O que chega aos nossos órgãos sensitivos segue regras. Por exemplo, uma imagem passa pelos olhos e é invertida lá dentro até se transformar em impulsos nervosos que são decodificados pelo cérebro. Ou seja, nossos olhos são janelas. Entender o que se vê vai depender do nosso repertório, dos nossos conceitos e, por que não, dos nossos valores pessoais. Nossa consciência é, digamos, nosso espelho interior.
Quando se trata de uma pessoa, tudo fica mais complexo. A imagem que vamos formando dela depende não só do seu exterior, mas, muito mais daquilo que a preenche e que se vai deixando perceber por nós. É o convívio. São as reações a diversas situações. É o jeito de encarar os fatos. É o que ela faz por trás dos outros. É a sinceridade ou não. Além de tudo, é a história que carrega e que a faz ser quem é.
Todos nós somos assim. E somos analisados por aqueles que acabamos de conhecer, também.
Com o tempo e, como já falado, com o convívio, vamos relaxando mais a nossa guarda. E deixamos que a pessoa tenha mais acesso aos nossos segredos. Um processo rápido para os que não têm ainda muita maturidade. Mas, bem demorado para os que já a possuem.
Não é à toa que ouvimos tanto a frase "conheço muita gente, mas conto nos dedos os amigos".
A intimidade, após conquistada, exige de nós algumas posturas: discrição, confiança, sinceridade mesmo que doa, verdade, coragem, silêncio, respeito e comprometimento. São coisas bem importantes. Muitos não conseguem ter.
Pedir permissão parece que se tornou algum tipo de "pecado". Não. Pedir permissão é uma atitude de honestidade, autocontrole, consciência de quem se é e, no mínimo, educação. Existe sim uma área individual inviolável. E quando alguém permite que a adentremos, essa pessoa está nos dando a oportunidade de conhecê-la melhor e não nos dando o direito de adquirir o que ali está para fazermos o que quisermos com aquilo.
Confiança é base para qualquer tipo de relacionamento. E, após perdida, é bem difícil de se recuperar em sua totalidade. É um trabalho árduo para recuperá-la.
Os relacionamentos importantes, mesmo os concebidos virtualmente, não superficiais, exigem que se percebam os limites de cada um. Exigem autenticidade e autocontrole. Exigem liberdade verdadeira e cometimento. Só assim é possível que durem mais que algumas curtidas e comentários.
Não, talvez, não seja possível se conhecer alguém completamente. Conhecer a si mesmo já é um desafio em tanto. Mas, o pouco que conseguimos absorver de alguém já nos faz perceber se existe empatia e se vale a pena investir na relação, seja amorosa, seja de amizade mesma.

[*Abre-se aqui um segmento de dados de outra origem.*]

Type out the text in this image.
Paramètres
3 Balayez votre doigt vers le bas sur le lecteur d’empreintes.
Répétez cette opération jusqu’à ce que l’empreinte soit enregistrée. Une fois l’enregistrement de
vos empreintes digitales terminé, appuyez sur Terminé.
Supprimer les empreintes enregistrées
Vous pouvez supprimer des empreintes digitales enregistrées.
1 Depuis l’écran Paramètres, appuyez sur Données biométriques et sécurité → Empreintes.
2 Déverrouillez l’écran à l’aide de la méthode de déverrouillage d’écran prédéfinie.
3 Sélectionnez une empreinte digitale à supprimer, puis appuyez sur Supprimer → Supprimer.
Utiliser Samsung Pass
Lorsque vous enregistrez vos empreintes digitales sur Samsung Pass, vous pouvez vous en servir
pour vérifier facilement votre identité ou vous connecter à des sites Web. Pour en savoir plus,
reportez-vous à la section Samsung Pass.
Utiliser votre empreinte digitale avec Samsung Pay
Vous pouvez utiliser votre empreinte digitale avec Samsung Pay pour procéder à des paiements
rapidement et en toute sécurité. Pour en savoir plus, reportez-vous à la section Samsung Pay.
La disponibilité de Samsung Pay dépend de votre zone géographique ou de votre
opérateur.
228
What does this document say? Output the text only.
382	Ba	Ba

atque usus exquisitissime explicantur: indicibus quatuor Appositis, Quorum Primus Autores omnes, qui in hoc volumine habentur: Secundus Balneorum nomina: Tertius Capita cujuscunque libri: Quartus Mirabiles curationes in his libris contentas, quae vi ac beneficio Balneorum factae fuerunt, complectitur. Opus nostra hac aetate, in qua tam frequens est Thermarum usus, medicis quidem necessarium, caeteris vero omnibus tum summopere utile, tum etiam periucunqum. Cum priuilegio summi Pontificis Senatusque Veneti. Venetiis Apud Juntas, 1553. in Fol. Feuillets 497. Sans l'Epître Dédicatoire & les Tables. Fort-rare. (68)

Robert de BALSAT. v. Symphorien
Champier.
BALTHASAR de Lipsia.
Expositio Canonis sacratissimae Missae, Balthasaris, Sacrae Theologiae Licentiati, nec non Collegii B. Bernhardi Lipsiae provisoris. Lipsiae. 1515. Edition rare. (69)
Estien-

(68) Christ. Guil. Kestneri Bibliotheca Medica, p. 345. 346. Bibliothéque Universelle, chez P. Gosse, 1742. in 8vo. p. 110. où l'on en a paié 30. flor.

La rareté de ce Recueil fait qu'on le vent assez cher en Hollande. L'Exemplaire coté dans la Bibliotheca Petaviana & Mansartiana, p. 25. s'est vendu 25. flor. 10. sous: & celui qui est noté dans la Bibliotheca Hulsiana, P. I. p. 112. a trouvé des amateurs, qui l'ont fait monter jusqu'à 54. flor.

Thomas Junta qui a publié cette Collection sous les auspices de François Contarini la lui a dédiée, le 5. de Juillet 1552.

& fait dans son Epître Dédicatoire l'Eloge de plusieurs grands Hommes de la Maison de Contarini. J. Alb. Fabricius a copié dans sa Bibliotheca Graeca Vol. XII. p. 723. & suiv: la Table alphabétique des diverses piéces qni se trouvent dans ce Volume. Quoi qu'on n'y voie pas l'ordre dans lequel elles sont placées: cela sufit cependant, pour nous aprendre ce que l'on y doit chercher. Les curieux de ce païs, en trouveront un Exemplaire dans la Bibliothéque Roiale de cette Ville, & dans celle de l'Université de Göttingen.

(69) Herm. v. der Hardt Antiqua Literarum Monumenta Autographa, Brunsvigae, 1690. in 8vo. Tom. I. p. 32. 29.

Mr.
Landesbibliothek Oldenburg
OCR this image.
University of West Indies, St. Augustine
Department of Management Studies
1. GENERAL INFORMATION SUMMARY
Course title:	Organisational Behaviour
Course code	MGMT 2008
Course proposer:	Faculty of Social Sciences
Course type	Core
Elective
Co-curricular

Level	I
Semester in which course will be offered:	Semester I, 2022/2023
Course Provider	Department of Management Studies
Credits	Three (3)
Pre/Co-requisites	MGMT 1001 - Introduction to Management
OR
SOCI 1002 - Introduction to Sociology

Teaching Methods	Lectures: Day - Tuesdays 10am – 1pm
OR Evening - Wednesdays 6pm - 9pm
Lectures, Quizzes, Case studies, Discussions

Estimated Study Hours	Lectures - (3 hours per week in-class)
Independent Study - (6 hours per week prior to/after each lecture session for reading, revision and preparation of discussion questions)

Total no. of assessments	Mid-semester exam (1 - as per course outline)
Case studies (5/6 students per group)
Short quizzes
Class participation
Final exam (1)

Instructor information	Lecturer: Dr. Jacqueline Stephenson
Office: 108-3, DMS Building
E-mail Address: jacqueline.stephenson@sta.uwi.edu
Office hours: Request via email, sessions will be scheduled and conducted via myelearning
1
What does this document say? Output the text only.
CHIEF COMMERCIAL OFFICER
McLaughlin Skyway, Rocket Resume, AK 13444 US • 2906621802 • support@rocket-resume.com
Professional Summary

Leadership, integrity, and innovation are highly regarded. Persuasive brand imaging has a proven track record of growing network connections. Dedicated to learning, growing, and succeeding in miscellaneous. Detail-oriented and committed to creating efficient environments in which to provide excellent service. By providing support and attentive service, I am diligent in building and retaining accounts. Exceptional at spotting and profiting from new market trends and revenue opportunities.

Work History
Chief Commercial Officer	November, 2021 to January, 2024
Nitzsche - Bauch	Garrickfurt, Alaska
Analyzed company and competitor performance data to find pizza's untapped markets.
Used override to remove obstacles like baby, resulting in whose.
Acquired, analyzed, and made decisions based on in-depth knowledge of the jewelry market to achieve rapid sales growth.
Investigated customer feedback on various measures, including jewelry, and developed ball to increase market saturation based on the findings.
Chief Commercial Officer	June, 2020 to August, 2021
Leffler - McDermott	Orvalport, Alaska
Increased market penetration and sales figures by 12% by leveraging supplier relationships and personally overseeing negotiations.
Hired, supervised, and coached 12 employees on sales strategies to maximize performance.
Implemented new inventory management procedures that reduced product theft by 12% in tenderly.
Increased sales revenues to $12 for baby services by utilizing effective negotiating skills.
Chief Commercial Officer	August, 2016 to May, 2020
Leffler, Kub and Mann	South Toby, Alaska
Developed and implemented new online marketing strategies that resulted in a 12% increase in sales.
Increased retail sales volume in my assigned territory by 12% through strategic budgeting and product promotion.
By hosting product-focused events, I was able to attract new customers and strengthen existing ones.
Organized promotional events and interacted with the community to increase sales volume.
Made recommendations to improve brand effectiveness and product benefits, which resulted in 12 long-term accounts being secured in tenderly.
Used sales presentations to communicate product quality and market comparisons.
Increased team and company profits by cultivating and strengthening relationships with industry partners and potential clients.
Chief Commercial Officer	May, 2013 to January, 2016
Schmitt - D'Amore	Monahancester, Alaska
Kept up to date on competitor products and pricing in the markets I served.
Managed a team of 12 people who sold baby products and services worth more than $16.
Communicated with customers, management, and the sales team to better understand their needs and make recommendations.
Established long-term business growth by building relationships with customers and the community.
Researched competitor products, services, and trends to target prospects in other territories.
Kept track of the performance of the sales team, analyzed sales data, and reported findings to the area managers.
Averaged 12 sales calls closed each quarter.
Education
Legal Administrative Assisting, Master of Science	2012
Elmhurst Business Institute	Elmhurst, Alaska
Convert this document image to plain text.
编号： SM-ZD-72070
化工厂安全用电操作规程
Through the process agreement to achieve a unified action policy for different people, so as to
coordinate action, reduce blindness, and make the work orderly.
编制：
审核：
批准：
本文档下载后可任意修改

É importante, também, se ter em mente que não é por que alguém nos decepcionou que todas as pessoas do mundo o farão. Cada um tem seus próprios limites e carrega suas próprias histórias, tanto de sucesso quanto de frustração.
Ter paciência, muitas vezes, promove uma história de amor ou de amizade que, independente do tempo que durar, vai ficar para sempre registrado como uma imagem positiva e boa de lembrar.